Things to be aware of when using DVC - DVC ends up creating many copies of your data. Important to keep in mind when working with large data.

Installing

The easiest way is to install from the downloaded version on the DVC website landing page and choose the installation based on your operating system. The only caveat there is that you will need to repeat the process to update the software in the future.

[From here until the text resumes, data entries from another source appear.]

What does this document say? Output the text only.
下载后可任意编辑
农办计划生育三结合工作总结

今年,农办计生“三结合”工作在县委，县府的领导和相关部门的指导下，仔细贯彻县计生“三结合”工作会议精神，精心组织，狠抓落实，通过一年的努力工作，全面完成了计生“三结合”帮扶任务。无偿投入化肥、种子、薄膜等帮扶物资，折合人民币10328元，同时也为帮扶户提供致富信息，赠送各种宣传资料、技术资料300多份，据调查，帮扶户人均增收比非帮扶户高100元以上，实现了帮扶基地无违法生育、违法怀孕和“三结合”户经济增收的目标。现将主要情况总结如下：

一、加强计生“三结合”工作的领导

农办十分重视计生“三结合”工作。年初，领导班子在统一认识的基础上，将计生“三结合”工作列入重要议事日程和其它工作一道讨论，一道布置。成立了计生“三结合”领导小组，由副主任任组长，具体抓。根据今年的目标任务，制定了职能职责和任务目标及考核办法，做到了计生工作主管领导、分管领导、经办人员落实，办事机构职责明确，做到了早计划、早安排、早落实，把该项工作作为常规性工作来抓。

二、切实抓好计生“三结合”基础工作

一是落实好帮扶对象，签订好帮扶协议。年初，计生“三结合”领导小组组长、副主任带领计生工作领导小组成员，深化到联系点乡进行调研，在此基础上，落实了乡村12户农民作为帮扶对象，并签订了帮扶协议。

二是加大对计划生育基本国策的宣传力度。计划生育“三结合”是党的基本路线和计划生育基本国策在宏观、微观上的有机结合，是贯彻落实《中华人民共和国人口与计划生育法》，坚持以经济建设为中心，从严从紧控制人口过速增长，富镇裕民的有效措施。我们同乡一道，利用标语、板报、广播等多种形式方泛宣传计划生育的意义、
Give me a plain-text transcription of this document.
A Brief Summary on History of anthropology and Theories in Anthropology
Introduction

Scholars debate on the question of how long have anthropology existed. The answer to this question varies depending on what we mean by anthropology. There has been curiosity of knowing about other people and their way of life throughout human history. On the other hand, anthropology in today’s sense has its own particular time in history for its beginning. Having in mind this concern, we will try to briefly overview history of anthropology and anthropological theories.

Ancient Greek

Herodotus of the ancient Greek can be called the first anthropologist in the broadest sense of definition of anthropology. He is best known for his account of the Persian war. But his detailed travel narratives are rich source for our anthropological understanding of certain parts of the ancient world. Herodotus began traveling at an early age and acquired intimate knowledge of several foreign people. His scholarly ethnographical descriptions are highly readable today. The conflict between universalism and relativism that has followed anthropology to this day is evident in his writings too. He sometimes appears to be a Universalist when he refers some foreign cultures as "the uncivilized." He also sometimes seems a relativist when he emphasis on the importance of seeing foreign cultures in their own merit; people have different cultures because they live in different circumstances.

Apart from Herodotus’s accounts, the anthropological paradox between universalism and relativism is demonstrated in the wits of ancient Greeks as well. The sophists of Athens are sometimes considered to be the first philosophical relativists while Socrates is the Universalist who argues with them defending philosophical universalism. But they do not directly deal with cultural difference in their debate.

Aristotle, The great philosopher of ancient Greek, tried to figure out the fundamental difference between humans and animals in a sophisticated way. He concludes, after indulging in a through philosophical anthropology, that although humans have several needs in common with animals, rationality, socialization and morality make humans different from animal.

Note if you are working on Windows Linux Subsystem(WSL) on a windows machine then you need to install from the command line and that would look like the following as documented in the docs !NOT WORKING!

sudo wget \
       https://dvc.org/deb/dvc.list \
       -O /etc/apt/sources.list.d/dvc.list
wget -qO - https://dvc.org/deb/iterative.asc | gpg --dearmor > packages.iterative.gpg
sudo install -o root -g root -m 644 packages.iterative.gpg /etc/apt/trusted.gpg.d/
rm -f packages.iterative.gpg
sudo apt update
sudo apt install dvc

OSx

Install homebrew package manager.

Next open a terminal and type

brew install dvc

This might take a little while as we have to install dependencies, including arrow.

Validate install

From the command line type in

dvc --version

And it should spit out the version for you.

Setting a global cache

DVC works by caching files. By fefault it will cache each files inside of the git repository. This is not efficient if you are using the same file in different projects. Its recommended you create a centralized cache to avoid taking up too much space.

You do this by selectiong a location and creating a folder and adding a chacne through the DVC command line

# Create directory for cahc if it doesnt exist
mkdir -p ~/.config/dvc/cache
dvc cache dir --global ~/.config/dvc/cache
You can check that it is set by

dvc config -l

Remotes

DVC overcomes some of git's shortcoming around working with large datasets by relying on what they refer to as remote storage locations. These can be separate folders locally, cloud blob storage or sftp locations.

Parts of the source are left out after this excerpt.